Valle d’Aosta

If diamonds are the prime example of the adage “good things come in small packages“, then Valle d’Aosta is a very close second.  The smallest wine region in Italy holds its own against its 19 regional counterparts (yes, even Barolo and Tuscany!).  Thanks in part to the presence of one very large mountain in the region, Valle d’Aosta’s unique climate and elevation produce flavors that are entirely distinguishable from others in this wine rich country.  Despite the comparison, if Hubs gets me a bottle of wine from Valle d’Aosta rather than a diamond for our upcoming 20th wedding anniversary, we’re going to have a very long talk.  

To start with, you’ll see a lot of French influence here which dates back to the 6th century when the region was conquered and became part of the Frankish Kingdom.  (Sidenote: Italy was continually getting its ass kicked back in those days by various invading barbaric tribes with, rather ironically, wussy sounding names like the Franks, Normans, & Lombards which sound like an accounting firm).  Today, Valle d’Aosta is bilingual – it’s the only French speaking Italian region and you’ll find several French varieties being grown here such as Pinot Noir and Gamay. 

Valle d’Aosta may be the smallest Italian region, but it contains Europe’s largest mountain – Monte Bianco (aka “Mont Blanc” as it’s known in French – which is also the name of an insanely expensive pen that your rich uncle gets you for graduating college but then you lose two weeks later when moving out of your crappy apartment…all hypothetically of course).  Monte Bianco not only adds to the gorgeous scenery of the area, but importantly blocks the clouds and provides a rainshadow effect to the region, making Valle d’Aosta drier and sunnier – and a better place for grapes to thrive.   

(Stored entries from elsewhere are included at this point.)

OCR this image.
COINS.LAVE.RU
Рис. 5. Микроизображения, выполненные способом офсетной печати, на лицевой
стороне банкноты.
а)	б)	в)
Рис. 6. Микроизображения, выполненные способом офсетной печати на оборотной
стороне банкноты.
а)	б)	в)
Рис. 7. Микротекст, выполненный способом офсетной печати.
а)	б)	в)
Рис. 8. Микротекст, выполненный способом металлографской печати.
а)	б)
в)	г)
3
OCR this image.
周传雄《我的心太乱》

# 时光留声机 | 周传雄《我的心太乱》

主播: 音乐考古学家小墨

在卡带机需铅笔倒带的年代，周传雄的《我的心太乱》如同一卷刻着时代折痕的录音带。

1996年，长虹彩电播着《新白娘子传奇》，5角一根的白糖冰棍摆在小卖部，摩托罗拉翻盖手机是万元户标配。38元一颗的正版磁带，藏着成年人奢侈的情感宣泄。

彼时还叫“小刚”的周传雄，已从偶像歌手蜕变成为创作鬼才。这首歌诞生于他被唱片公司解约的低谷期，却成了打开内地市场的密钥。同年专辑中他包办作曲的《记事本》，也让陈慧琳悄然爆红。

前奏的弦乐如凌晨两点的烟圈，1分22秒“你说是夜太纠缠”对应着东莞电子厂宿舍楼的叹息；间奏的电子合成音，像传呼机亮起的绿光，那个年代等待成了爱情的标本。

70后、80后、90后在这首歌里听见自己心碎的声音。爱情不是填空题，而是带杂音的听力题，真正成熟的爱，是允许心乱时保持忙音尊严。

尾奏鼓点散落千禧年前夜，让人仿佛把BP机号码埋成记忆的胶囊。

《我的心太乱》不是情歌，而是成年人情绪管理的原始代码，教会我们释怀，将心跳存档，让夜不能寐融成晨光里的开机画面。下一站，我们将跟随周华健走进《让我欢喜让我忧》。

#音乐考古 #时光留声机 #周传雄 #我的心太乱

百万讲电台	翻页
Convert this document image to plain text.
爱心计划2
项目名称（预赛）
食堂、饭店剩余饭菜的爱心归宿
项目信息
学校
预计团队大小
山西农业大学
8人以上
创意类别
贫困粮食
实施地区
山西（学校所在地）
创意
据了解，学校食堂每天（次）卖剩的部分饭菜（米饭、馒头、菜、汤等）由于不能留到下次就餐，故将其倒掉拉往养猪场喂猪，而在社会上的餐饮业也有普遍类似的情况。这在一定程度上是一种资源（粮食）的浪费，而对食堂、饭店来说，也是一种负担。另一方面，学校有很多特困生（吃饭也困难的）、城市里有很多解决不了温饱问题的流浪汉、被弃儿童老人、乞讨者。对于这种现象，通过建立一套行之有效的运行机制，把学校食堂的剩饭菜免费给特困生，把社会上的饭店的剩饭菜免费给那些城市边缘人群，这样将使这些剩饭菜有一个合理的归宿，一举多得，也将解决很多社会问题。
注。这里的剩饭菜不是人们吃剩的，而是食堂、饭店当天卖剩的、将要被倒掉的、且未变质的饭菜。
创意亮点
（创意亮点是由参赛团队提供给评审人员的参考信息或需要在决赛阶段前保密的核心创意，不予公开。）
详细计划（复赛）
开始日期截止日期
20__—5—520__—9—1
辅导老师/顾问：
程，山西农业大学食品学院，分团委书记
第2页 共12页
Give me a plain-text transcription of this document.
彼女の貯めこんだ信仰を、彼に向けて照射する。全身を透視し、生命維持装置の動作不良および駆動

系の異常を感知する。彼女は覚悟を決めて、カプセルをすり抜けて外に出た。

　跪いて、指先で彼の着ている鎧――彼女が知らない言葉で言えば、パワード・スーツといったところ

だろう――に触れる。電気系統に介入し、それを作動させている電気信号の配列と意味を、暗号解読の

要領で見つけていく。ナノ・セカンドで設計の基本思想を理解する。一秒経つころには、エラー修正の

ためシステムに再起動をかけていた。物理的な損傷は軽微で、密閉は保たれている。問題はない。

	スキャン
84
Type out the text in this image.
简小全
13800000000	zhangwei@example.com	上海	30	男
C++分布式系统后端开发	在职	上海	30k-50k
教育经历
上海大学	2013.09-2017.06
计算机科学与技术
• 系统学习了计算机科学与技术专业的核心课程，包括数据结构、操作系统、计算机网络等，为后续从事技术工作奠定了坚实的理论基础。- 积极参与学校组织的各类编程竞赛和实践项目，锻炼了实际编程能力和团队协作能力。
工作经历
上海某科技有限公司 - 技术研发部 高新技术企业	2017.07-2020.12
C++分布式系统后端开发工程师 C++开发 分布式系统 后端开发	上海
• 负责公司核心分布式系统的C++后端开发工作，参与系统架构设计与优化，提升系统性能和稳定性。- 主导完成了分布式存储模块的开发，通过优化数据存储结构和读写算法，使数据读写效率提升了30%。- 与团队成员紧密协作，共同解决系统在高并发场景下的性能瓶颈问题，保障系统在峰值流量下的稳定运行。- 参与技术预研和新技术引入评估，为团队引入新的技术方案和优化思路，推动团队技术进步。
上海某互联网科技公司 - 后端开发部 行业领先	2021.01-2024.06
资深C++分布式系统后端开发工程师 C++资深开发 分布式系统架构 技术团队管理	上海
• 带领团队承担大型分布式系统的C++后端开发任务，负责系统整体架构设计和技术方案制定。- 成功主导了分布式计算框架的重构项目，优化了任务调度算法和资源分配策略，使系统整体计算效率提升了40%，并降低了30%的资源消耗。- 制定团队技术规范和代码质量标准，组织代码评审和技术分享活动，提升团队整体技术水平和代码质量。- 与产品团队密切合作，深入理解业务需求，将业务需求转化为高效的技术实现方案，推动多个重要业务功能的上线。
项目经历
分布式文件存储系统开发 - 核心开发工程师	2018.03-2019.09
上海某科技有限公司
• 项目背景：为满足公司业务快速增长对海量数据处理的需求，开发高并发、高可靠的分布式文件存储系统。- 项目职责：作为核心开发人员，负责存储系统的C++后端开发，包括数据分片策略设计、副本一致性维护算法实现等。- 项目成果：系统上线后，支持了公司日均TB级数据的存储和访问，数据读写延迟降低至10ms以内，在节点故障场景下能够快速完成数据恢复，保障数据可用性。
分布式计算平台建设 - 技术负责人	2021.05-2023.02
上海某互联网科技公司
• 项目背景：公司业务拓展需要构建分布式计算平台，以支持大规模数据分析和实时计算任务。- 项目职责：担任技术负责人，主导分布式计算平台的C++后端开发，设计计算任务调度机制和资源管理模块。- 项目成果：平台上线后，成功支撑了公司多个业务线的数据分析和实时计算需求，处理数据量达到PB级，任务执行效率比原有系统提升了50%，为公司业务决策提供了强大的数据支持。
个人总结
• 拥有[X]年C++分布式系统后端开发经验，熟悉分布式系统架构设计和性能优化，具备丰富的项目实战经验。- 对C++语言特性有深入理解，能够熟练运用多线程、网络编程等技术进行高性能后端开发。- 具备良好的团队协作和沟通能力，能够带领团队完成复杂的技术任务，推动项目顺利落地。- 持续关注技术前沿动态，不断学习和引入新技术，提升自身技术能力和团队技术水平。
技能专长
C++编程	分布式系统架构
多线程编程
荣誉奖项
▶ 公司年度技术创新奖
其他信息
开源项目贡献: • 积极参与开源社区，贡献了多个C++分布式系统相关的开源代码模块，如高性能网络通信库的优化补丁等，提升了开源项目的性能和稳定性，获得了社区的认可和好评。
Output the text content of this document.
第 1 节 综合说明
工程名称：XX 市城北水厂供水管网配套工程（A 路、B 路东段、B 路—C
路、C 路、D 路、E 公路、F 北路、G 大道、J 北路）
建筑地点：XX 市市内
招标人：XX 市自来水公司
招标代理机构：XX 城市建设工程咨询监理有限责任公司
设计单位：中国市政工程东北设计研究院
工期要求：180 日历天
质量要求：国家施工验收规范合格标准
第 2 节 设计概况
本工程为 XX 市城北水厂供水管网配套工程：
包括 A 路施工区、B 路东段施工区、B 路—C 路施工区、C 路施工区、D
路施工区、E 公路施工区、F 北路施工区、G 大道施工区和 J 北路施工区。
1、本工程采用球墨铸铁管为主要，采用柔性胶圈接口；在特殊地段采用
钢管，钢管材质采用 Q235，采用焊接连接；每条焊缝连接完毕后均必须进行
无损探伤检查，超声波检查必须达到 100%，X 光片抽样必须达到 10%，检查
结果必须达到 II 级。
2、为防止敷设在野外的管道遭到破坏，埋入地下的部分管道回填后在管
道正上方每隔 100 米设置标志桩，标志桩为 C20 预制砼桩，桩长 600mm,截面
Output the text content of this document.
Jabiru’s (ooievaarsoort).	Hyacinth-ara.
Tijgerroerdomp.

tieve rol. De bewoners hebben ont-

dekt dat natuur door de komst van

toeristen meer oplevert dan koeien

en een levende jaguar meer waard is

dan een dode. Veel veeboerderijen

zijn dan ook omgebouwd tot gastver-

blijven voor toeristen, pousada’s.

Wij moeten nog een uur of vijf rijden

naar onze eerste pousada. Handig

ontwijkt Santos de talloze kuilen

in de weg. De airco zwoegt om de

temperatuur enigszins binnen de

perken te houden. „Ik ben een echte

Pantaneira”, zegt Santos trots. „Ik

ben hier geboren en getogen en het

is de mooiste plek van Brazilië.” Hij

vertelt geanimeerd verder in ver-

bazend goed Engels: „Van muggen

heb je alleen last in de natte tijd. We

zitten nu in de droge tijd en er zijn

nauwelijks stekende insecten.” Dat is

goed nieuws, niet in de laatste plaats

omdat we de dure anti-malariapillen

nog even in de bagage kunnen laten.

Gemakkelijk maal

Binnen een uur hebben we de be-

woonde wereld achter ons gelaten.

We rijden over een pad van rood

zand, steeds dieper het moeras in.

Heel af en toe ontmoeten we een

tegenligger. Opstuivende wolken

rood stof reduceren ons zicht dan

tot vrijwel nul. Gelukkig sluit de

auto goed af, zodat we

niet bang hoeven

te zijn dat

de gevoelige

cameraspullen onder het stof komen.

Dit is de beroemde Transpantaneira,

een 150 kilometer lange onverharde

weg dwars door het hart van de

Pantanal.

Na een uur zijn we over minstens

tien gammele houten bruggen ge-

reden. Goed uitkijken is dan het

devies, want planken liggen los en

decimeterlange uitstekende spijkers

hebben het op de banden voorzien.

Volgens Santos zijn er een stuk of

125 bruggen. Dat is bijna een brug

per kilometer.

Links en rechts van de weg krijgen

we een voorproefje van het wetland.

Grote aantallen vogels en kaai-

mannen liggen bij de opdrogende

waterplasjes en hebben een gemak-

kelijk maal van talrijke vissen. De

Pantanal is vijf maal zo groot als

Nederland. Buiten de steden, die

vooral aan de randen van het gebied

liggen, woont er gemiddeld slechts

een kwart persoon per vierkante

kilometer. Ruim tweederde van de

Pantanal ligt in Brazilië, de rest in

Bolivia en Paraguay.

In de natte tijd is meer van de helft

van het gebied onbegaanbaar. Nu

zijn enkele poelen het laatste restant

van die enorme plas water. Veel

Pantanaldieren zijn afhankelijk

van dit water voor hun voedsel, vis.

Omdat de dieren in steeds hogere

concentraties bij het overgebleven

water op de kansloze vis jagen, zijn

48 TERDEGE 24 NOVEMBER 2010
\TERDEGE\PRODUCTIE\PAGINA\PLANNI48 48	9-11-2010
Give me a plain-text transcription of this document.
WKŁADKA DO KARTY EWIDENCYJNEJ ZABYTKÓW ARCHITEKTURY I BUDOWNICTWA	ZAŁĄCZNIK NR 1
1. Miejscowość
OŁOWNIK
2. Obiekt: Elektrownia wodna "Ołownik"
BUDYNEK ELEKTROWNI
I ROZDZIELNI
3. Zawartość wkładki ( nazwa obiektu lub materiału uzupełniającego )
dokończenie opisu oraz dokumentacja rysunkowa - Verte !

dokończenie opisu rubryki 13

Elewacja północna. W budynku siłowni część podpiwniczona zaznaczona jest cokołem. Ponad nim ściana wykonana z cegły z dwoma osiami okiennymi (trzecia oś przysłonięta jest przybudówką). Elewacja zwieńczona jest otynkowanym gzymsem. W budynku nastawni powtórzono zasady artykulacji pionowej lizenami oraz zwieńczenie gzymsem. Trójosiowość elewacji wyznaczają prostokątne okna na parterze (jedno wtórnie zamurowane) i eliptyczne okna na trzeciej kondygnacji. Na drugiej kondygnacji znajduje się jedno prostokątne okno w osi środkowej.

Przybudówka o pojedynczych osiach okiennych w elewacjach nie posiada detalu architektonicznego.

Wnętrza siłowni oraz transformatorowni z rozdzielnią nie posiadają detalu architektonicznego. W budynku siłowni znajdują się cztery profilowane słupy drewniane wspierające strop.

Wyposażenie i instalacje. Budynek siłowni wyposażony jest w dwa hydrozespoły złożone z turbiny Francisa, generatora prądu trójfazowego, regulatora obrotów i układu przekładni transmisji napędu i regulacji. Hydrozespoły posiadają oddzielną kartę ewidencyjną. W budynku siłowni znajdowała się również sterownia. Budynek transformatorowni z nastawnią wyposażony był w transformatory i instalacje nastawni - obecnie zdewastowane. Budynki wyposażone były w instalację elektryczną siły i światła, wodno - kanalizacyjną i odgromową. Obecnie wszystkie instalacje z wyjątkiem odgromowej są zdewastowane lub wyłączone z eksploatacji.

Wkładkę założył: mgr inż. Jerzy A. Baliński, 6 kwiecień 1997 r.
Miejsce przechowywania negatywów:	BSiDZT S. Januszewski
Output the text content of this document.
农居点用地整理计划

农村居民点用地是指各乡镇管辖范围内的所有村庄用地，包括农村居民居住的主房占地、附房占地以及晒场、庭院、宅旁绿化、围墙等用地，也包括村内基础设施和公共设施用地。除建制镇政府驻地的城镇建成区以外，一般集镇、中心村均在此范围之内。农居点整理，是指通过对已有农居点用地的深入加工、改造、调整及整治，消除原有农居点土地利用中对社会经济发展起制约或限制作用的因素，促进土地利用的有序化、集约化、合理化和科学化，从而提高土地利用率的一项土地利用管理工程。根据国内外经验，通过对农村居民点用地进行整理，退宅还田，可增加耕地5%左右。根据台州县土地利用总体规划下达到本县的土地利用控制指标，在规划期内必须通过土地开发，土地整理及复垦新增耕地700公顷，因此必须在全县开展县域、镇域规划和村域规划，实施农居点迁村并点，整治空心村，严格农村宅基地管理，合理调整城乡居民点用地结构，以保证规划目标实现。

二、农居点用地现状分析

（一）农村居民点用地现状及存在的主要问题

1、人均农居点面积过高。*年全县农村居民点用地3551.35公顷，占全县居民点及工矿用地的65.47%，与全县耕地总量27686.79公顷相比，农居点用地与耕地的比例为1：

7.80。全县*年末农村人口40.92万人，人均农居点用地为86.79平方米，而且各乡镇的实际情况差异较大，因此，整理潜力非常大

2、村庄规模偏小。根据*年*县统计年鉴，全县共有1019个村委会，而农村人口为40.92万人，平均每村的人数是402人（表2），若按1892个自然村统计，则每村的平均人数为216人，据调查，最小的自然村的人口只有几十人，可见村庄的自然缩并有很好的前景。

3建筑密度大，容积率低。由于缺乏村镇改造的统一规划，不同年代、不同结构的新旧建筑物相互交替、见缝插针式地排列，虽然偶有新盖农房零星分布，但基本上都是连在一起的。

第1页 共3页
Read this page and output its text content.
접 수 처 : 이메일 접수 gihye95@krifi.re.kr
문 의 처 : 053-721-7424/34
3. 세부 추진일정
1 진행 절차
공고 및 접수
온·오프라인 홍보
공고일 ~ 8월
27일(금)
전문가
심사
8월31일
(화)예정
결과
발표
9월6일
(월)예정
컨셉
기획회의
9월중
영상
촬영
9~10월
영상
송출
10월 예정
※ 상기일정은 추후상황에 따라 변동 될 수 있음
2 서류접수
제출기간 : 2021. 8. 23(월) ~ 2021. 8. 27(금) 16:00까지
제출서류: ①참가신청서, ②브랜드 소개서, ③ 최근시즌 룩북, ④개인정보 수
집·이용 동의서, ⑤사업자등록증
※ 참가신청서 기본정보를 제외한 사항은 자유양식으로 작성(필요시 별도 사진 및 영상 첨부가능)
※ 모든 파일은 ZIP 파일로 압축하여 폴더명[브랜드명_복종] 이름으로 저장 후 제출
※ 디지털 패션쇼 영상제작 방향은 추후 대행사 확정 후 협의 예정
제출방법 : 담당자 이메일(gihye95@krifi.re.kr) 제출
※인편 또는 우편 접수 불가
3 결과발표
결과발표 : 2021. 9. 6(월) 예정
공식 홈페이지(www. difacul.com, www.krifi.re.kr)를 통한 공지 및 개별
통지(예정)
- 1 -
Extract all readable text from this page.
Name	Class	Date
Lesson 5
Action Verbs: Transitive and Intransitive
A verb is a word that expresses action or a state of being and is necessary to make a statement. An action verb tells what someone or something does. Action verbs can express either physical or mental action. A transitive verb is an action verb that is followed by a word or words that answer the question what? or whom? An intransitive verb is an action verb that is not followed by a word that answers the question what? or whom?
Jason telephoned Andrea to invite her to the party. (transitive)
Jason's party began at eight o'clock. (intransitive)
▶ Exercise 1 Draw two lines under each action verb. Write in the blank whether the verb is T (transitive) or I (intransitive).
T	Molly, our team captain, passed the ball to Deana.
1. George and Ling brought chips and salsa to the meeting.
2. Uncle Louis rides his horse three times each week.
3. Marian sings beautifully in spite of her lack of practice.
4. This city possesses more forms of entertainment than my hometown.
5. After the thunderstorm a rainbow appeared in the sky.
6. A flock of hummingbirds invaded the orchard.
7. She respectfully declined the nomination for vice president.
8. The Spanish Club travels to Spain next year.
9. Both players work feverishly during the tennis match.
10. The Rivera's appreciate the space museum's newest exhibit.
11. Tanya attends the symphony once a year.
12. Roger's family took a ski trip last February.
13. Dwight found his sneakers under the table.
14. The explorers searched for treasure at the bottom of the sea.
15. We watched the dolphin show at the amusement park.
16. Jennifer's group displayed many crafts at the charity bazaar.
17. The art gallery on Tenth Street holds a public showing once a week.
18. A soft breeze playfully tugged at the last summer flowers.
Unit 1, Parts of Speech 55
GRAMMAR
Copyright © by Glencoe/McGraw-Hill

The majority of wine produced in Valle d’Aosta is high quality, DOC wine.  Co-operativesCork (a business arrangement in which a number of growers “pool” their grapes together) are prominent and account for approximately 75% of the production in the region.  However, an increasing number of growers have started to bottle their own wines and have banded together to form an association that helps them achieve this goal – often through use of shared machinery or equipment.  This association of independent growers is known as “Viticulteur Encaveur” – a term that appears on a wine label or cork produced by a member. 

Although many local grape varieties were lost to phylloxera, there are still ten unique and indigenous varieties grown in Valle d’Aosta including Prié Blanc, Fumin and Petit Rouge.  If you haven’t heard of any of these, you’re not alone – I hadn’t either until I started studying this region!

I recently tried a Prié Blanc produced from grapes grown in the highest elevation vineyard site in Europe (1,200 meters above sea level, or 3/4 of a mile up to us non-metric Americans).  Not many grape varieties can survive at this elevation, but neither can phylloxera . . . these vines are some of the very few in Italy that were entirely untouched by the pest. 

Label

Pavese 2015 Blanc de Morgex et de La Salle, Valle d’Aosta, Italy. 12% abv.  Very pale lemon colored with bright aromatics of lemon, wet stone and a hint of white flowers.  On the palate – holy acidity I feel like I’m drinking Lemonhead candies.  Tons of lemon and minerality and electric acidity.  Overall, this wine is fairly simple, refreshing – but not overly complex or interesting. $35.